Warum interessiert Christines Freunde und Verwandte augenscheinlich nicht ihr Verbleib? Wie orientiert sich Christine außerhalb des Hauses, wenn sie sich an ihren Namen genauso wenig erinnern kann wie an Google oder Photoshop? Warum holt sie sich nicht Hilfe von offizieller Seite, die sie aus dem sich als Käfig enthüllenden Heim befreien würden? Wieso verrät sich der Täter auf denkbar unvorteilhafte Weise selbst? Die Logiklücken klaffen so weit und zahlreich, dass man selbst bei großzügigen Zugeständnissen an erzählerische Freiheit nicht darüber hinwegkommt. Suspense kann so nicht zuletzt aufgrund unzureichender Charakterisierung gar nicht erst aufkommen. Im Fahrwasser von der überlegenen Leinwand-Adaption, die Thriller-Spezialist David Fincher von Gillian Flynns Bestseller „Gone Girl“ schuf, inszeniert Regisseur Joffe sein selbstverfasstes Drehbuch ebenfalls nach einem erfolgreichen Reißer: dem Debütroman des Briten S. J. Watson.

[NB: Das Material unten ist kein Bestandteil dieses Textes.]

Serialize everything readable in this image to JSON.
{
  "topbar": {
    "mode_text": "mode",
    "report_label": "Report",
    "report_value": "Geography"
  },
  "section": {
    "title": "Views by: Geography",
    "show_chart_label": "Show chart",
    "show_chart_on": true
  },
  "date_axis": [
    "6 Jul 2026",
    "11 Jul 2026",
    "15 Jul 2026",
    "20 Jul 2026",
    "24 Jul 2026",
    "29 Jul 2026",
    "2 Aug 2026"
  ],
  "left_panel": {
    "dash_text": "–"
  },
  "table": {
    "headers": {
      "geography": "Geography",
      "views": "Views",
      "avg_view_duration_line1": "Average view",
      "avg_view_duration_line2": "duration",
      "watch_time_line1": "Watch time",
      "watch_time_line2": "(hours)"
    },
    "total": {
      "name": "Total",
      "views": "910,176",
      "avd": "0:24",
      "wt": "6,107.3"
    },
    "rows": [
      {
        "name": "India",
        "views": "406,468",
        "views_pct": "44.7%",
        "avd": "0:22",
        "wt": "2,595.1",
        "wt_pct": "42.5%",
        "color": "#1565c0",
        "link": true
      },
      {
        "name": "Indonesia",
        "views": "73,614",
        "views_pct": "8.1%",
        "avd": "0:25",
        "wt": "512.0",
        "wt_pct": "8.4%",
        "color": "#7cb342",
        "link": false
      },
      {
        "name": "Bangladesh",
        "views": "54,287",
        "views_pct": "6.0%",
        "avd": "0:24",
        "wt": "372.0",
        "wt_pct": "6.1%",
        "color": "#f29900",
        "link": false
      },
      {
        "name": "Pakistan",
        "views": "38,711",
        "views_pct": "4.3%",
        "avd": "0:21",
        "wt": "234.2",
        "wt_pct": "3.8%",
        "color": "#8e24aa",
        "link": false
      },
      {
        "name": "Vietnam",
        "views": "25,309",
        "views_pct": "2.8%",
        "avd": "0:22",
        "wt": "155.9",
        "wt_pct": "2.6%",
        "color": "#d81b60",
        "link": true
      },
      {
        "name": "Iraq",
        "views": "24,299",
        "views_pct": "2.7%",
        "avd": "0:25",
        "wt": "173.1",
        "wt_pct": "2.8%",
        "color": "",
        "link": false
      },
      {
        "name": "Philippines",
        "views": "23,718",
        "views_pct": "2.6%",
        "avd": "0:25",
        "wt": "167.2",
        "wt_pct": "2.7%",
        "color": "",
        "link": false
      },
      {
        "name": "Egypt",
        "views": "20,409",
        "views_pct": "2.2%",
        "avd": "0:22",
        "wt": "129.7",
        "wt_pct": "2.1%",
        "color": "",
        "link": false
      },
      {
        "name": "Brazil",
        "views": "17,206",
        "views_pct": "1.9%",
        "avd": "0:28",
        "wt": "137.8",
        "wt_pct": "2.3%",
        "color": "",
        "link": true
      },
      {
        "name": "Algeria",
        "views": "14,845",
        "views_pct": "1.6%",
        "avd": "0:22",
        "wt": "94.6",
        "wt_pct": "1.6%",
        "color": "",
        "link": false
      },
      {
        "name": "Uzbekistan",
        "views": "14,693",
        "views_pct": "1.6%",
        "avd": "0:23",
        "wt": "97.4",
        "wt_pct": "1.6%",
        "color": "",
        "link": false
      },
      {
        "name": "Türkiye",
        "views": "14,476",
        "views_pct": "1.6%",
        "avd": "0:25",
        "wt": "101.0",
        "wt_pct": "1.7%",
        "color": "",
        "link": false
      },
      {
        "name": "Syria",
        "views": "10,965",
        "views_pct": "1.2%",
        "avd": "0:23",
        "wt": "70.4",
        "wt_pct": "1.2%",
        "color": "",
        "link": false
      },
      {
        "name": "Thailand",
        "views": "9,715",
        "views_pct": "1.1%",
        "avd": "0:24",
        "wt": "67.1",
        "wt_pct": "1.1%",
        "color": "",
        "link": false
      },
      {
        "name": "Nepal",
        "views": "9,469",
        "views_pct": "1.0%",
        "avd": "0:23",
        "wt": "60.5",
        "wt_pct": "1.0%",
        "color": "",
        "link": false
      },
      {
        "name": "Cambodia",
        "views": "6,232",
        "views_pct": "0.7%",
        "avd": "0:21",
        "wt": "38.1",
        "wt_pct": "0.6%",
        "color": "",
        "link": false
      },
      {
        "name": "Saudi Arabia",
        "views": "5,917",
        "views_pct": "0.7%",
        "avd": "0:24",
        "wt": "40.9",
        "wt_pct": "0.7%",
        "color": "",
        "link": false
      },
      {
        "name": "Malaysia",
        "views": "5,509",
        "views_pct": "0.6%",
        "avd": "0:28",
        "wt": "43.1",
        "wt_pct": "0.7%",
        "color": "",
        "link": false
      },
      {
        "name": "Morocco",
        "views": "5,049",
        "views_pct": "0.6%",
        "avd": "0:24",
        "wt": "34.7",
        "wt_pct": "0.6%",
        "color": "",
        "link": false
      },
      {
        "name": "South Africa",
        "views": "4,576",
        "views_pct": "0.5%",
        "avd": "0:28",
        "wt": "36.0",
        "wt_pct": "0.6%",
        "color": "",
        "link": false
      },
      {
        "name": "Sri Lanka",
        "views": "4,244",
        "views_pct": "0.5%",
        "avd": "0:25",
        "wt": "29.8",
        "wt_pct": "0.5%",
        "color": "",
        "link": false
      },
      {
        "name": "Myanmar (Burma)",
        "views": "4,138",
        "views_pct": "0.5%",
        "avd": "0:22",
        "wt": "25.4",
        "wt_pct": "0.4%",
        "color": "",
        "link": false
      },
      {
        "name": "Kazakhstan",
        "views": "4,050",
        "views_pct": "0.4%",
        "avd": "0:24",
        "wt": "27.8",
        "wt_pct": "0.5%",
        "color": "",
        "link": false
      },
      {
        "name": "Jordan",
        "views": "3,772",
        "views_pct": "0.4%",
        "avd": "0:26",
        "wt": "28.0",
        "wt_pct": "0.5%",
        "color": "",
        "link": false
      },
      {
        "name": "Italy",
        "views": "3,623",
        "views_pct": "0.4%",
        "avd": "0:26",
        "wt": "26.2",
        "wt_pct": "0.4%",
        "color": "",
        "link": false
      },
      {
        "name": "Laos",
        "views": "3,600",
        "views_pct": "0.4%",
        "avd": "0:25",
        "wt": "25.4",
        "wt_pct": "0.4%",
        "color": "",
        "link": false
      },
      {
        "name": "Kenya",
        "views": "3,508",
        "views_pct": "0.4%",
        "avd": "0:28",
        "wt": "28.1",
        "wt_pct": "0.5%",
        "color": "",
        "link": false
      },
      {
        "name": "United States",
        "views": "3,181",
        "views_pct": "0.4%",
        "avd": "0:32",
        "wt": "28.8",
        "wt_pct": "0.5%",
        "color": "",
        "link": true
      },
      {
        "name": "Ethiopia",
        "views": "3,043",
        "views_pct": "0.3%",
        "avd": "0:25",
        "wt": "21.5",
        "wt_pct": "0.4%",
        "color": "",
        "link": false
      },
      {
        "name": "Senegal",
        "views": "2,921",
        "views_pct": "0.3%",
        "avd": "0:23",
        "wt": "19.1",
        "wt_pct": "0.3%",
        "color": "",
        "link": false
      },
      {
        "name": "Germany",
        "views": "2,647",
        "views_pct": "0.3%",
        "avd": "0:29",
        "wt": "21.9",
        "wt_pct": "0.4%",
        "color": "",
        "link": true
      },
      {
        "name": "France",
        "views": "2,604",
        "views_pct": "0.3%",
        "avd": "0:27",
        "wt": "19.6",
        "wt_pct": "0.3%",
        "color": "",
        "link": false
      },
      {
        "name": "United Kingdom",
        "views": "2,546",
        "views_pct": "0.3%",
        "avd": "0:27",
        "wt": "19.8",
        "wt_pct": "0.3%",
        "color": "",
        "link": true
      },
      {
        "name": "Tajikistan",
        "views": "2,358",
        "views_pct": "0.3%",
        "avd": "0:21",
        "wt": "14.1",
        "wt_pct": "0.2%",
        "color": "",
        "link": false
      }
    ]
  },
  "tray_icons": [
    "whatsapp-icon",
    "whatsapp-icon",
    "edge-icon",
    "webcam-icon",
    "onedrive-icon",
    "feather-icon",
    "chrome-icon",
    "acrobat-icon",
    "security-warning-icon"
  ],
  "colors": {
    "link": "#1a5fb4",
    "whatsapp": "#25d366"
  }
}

Joffe buhlt offenkundig um das überstrapazierte Prädikat „Hitchcock’sch“. Leider verdient seine genüssliche Bestrafung einer Gattin, die ihrem Mann gegenüber ungehörig ist, höchstens das des Nachahmers von Hitchcock-Nachahmern. Etwa wie Filmemacher Robert Zemeckis, der im Jahr 2000 Schatten der Wahrheit in die Kinos brachte. Zemeckis Hauptdarstellerin Michelle Pfeiffer war damals ähnlich alt wie heute Kidman, ihre Figur erinnerte optisch an die Kidmans und war ähnlich blind für die Vorgänge um sie umher. Es gab einen suspekten Gatten, ähnlich prominent besetzt, und Schauplatz war ein ähnlich distinguiertes Umfeld. Vor allem war Zemeckis Psychothriller ähnlich aberwitzig. Joffes Werk wirkt mit seiner masochistischen Moral lediglich noch unterhaltungsferner. Da hilft nur gnädiges Vergessen.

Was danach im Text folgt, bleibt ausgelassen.